Une telle dramaturgie du visuel et de la fabrique de l’image théâtrale (à comprendre non comme la composition de tableaux mais comme celle de corps en jeu) souligne ainsi l’écart irréductible entre la réalité et sa reprise. Et toute la représentation s’efforcera, précisément, de réduire cet écart en allant jusqu’à reconstituer dans les moindres détails la scène du meurtre (chapitre 4, anatomie du crime). Reste qu’en offrant au spectateur la possibilité de saisir le moindre détail, en satisfaisant son désir de tout voir et de tout savoir, Milo Rau rappelle que la réalité se situe ailleurs et échappe toujours à la reprise. Lorsque la Polo grise entre sur le plateau, poussée par les acteurs qui se mettent à rejouer le meurtre, la vidéo s’interrompt. La mise à distance n’a plus besoin de l’écran, ou plutôt elle n’est plus facilitée par l’écran : c’est désormais au spectateur de l’effectuer. Confronté à la violence de la scène qui se déroule, imperturbablement, devant lui, il est susceptible d’être choqué par une telle attention au détail dans la reproduction des gestes meurtriers : les coups s’enchaînent, le temps est long. C’est qu’il faut d’abord s’éloigner de la ville et rouler avec ce corps meurtri qui murmure des prières en arabe dans le coffre. Et puis sortir ce corps, lui accorder une dernière salve de coups, le déshabiller, lui pisser dessus. Un des meurtriers attend dans la voiture. Une fois le corps nu placé dans la position décrite par les rapports de police, il sort et vomit. La scène est au plus près d’une reconstitution fidèle, insupportable. Et pourtant, le spectateur n’oublie jamais qu’il fait face à une scène théâtrale : le geste d’écartement qu’opérait la vidéo peut être effectué par son seul regard de spectateur. De fait, si la violence devient pour certains insupportable, il suffit de se cacher les yeux. Se priver d’image serait donc aussi simple que cela.
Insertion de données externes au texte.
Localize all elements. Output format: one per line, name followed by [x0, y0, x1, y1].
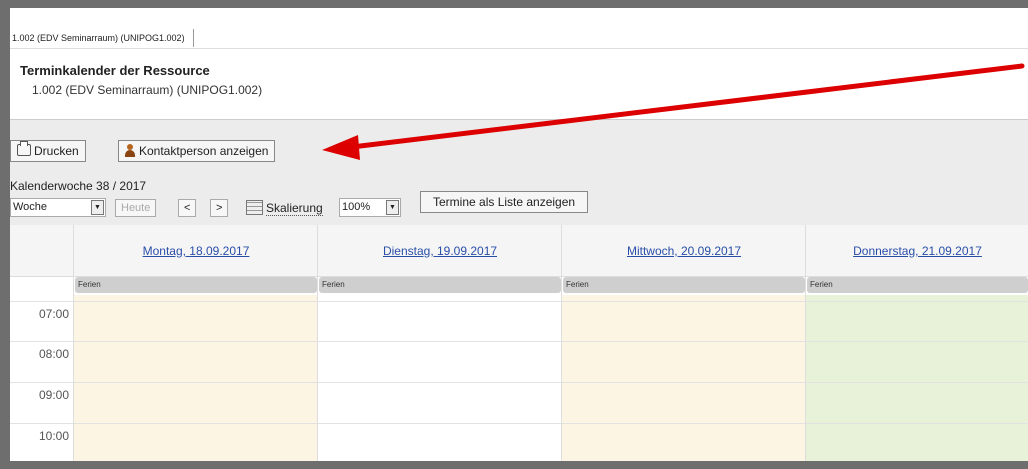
today-button[interactable]: Heute [115, 199, 157, 217]
calendar-icon[interactable] [246, 200, 263, 215]
event-ferien[interactable]: Ferien [563, 277, 805, 293]
chevron-down-icon[interactable]: ▼ [91, 200, 104, 215]
scale-label: Skalierung [266, 201, 323, 216]
toolbar: Drucken Kontaktperson anzeigen Kalenderw… [10, 119, 1028, 225]
calendar-week: Kalenderwoche 38 / 2017 [10, 179, 147, 193]
view-select[interactable]: Woche ▼ [10, 198, 106, 217]
week-calendar: 07:00 08:00 09:00 10:00 Montag, 18.09.20… [10, 225, 1028, 461]
page-title: Terminkalender der Ressource [20, 63, 210, 78]
hour-slot[interactable] [562, 382, 806, 383]
hour-slot[interactable] [74, 341, 318, 342]
person-icon [125, 144, 135, 157]
day-header: Dienstag, 19.09.2017 [318, 225, 562, 276]
hour-slot[interactable] [806, 423, 1028, 424]
day-header: Montag, 18.09.2017 [74, 225, 318, 276]
day-header: Mittwoch, 20.09.2017 [562, 225, 806, 276]
day-column-wednesday[interactable]: Mittwoch, 20.09.2017 Ferien [561, 225, 806, 461]
hour-slot[interactable] [806, 301, 1028, 302]
hour-slot[interactable] [806, 341, 1028, 342]
contact-label: Kontaktperson anzeigen [139, 144, 269, 158]
time-label: 07:00 [38, 307, 69, 321]
day-time-grid[interactable] [74, 295, 318, 461]
hour-slot[interactable] [318, 423, 562, 424]
print-label: Drucken [34, 144, 79, 158]
day-link[interactable]: Donnerstag, 21.09.2017 [853, 244, 982, 258]
day-column-thursday[interactable]: Donnerstag, 21.09.2017 Ferien [805, 225, 1028, 461]
time-label: 09:00 [38, 388, 69, 402]
day-link[interactable]: Mittwoch, 20.09.2017 [627, 244, 741, 258]
print-button[interactable]: Drucken [10, 140, 86, 162]
day-column-tuesday[interactable]: Dienstag, 19.09.2017 Ferien [317, 225, 562, 461]
prev-week-button[interactable]: < [178, 199, 197, 217]
next-week-button[interactable]: > [210, 199, 229, 217]
event-ferien[interactable]: Ferien [319, 277, 561, 293]
hour-slot[interactable] [318, 382, 562, 383]
day-time-grid[interactable] [806, 295, 1028, 461]
day-time-grid[interactable] [562, 295, 806, 461]
resource-header: Terminkalender der Ressource 1.002 (EDV … [10, 49, 1028, 119]
tab-resource[interactable]: 1.002 (EDV Seminarraum) (UNIPOG1.002) [10, 29, 194, 47]
hour-slot[interactable] [562, 423, 806, 424]
event-ferien[interactable]: Ferien [807, 277, 1028, 293]
day-column-monday[interactable]: Montag, 18.09.2017 Ferien [73, 225, 318, 461]
day-header: Donnerstag, 21.09.2017 [806, 225, 1028, 276]
hour-slot[interactable] [806, 382, 1028, 383]
resource-name: 1.002 (EDV Seminarraum) (UNIPOG1.002) [32, 83, 263, 97]
day-link[interactable]: Dienstag, 19.09.2017 [383, 244, 497, 258]
scale-select[interactable]: 100% ▼ [339, 198, 401, 217]
time-label: 10:00 [38, 429, 69, 443]
contact-person-button[interactable]: Kontaktperson anzeigen [118, 140, 276, 162]
hour-slot[interactable] [562, 301, 806, 302]
time-label: 08:00 [38, 347, 69, 361]
show-as-list-button[interactable]: Termine als Liste anzeigen [420, 191, 589, 213]
chevron-down-icon[interactable]: ▼ [386, 200, 399, 215]
hour-slot[interactable] [74, 301, 318, 302]
event-ferien[interactable]: Ferien [75, 277, 317, 293]
time-column: 07:00 08:00 09:00 10:00 [10, 225, 73, 461]
hour-slot[interactable] [562, 341, 806, 342]
hour-slot[interactable] [318, 301, 562, 302]
tab-bar: 1.002 (EDV Seminarraum) (UNIPOG1.002) [10, 8, 1028, 49]
day-link[interactable]: Montag, 18.09.2017 [143, 244, 250, 258]
printer-icon [17, 141, 31, 156]
hour-slot[interactable] [318, 341, 562, 342]
hour-slot[interactable] [74, 382, 318, 383]
scale-select-value: 100% [342, 201, 371, 213]
view-select-value: Woche [13, 201, 48, 213]
day-time-grid[interactable] [318, 295, 562, 461]
hour-slot[interactable] [74, 423, 318, 424]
Mais d’autres images sont plus difficiles à effacer, ce sont celles, précisément, que l’on ne peut montrer. Les images qui naissent dans l’esprit de la mère d’Ishane lorsque son fils ne répond pas au téléphone et qu’elle s’inquiète qu’il ne soit pas venu lui souhaiter son anniversaire ou celle d’un torse écrasé qui hante l’amant d’Ishane et dont il n’arrive pas à se débarrasser. Ces images d’horreur, le spectateur ne peut que les deviner et c’est à cet endroit que se situe l’insupportabilité de la violence, dans ce que l’on ne peut partager. L’amant d’Ishane parle d’une empathie de la terreur. Peut-être que c’est cela que désignent les mécaniques de reprise du spectacle de Milo Rau : frôler la douleur de l’autre sans jamais pouvoir la partager, sauf comme un ressouvenir. Dans La Reprise, Kierkegaard estime que « le ressouvenir a ce grand avantage de commencer par la perte ; c’est pourquoi il est sûr, n’ayant rien à perdre. »

Le spectateur de La Reprise. Histoire(s) du théâtre (I) de Milo Rau fait l’expérience de cette perte première, celle de spectres qui refusent de revenir le hanter. Reste alors le théâtre, pour convoquer d’autres fantômes plus dociles.